Manchmal errötet man..., 3. September 2007
...ob seiner eigenen Fehler. Ich hätte nicht gedacht, mit wie vielen Sprachirrtümern man aufgewachsen ist und jahrelang der Meinung war, man drücke sich ordnungsgemäß aus. Es ist unglaublich, wie vieles man wiederfindet und plötzlich merkt "Das wußte ich ja gar nicht!" Ich habe sehr viel gelernt in diesen drei amüsant geschrieben Büchern. Besonders, wenn der Autor von seinen Freunden Sybille und Harry schrieb (die entweder mit besonderem Beharren bestimmte Wörter falsch verwenden bzw. - auch wenn es im Restaurant ist - Fehler der Mitmenschen auf den Punkt bringen) war so viel Spaß im Spiel, daß man oft nur noch laut lachen konnte. Sehr gut gefallen haben mir auch immer die Gegenüberstellungen von "Falsch" und "Richtig". Endlich konnte man auch einmal Erklärungen dazu lesen, weshalb bestimmte Wörter oder Wortkombinationen nicht richtig sind, welche man jedoch immer so angenommen hatte.Besten Dank, Herr Sick, für Ihre Bemühungen, den Deutschen ihre eigene Muttersprache in deren Grammatik näherzubringen! Es waren tolle Lern- und Lesestunden!

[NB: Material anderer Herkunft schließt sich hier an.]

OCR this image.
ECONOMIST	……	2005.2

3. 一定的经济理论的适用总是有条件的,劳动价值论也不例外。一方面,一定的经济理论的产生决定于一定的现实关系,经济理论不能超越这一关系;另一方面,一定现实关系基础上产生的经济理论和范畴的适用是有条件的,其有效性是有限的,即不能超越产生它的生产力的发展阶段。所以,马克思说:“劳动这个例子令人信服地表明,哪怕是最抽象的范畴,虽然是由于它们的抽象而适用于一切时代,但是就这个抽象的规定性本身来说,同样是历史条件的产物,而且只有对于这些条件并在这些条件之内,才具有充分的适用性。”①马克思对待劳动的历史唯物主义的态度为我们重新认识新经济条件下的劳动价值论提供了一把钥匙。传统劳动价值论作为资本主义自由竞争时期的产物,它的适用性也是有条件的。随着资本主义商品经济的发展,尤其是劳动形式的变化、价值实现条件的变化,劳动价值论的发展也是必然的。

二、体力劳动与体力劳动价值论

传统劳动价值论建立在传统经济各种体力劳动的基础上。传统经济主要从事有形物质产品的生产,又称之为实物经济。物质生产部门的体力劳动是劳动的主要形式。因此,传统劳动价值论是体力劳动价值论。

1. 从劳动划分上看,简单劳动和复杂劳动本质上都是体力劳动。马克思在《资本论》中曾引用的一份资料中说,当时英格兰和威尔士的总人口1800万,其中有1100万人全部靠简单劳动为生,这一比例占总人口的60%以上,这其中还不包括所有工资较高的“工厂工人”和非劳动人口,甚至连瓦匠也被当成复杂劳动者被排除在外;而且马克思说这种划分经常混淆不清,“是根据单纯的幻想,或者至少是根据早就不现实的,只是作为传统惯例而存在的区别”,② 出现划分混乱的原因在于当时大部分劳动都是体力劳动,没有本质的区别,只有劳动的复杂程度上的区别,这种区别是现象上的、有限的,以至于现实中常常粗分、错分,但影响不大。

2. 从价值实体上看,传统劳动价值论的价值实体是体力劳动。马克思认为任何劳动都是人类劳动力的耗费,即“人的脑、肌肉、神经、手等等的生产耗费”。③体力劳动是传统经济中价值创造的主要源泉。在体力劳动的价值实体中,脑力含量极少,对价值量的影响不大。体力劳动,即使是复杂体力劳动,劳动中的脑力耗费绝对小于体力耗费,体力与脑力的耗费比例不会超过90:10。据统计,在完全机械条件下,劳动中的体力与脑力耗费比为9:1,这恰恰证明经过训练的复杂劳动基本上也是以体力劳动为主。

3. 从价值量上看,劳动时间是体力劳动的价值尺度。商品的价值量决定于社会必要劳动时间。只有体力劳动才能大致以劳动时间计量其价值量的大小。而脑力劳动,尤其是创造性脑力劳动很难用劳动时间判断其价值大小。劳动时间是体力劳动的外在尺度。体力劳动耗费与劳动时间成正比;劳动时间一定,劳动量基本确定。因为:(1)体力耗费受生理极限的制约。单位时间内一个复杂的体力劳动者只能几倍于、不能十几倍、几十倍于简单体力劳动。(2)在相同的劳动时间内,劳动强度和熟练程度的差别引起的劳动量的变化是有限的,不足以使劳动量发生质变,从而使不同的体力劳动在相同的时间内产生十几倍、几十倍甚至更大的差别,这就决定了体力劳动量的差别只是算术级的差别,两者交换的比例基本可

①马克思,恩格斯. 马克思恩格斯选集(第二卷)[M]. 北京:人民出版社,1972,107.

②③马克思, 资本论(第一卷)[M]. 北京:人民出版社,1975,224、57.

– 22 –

Wieder gelungen!, 27. August 2007
Auch dieses Buch von Bastian Sick ist wieder gelungen und amüsant. Dieses Buch bringt uns "noch mehr Neues aus dem Irrgarten der deutschen Sprache". Es wird einmal mehr gezeigt, wie vielseitig unsere Sprache ist, aber auch wie schwer und kompliziert sie doch sein kann. Manchmal auch unlogisch. Bastian Sicks Buch verändert den Alltag auf seine Weise. Es hat mich aufmerksam auf die Fehler der anderen gemacht, aber auch auf meine eigenen. Ich z.B. sage jetzt immer meinetwegen oder deinetwegen anstatt wegen mir oder wegen dir. Schön finde ich auch wieder die Sammlungen der Namen der einzelnen Bundesländer. Bastian Sick fragte nach Worten für das Endstück des Brotes. Die Antworten waren teils sehr amüsant und man hat auch seine eigene Version wieder gefunden. Das einzige, das ich vermisst habe, war der Teil der Leserfragen, die er im zweiten Buch so schön dargestellt hat. Denn ich fand die Fragen immer auflockernd und witzig. Manchmal fand man auch Fragen, die man sich selbst schon gestellt hat. Das war das einzige, das mir ein bisschen gefehlt hat. Sonst finde ich es ein wirklich schönes, witziges Buch, das man unbedingt mal gelesen haben sollte.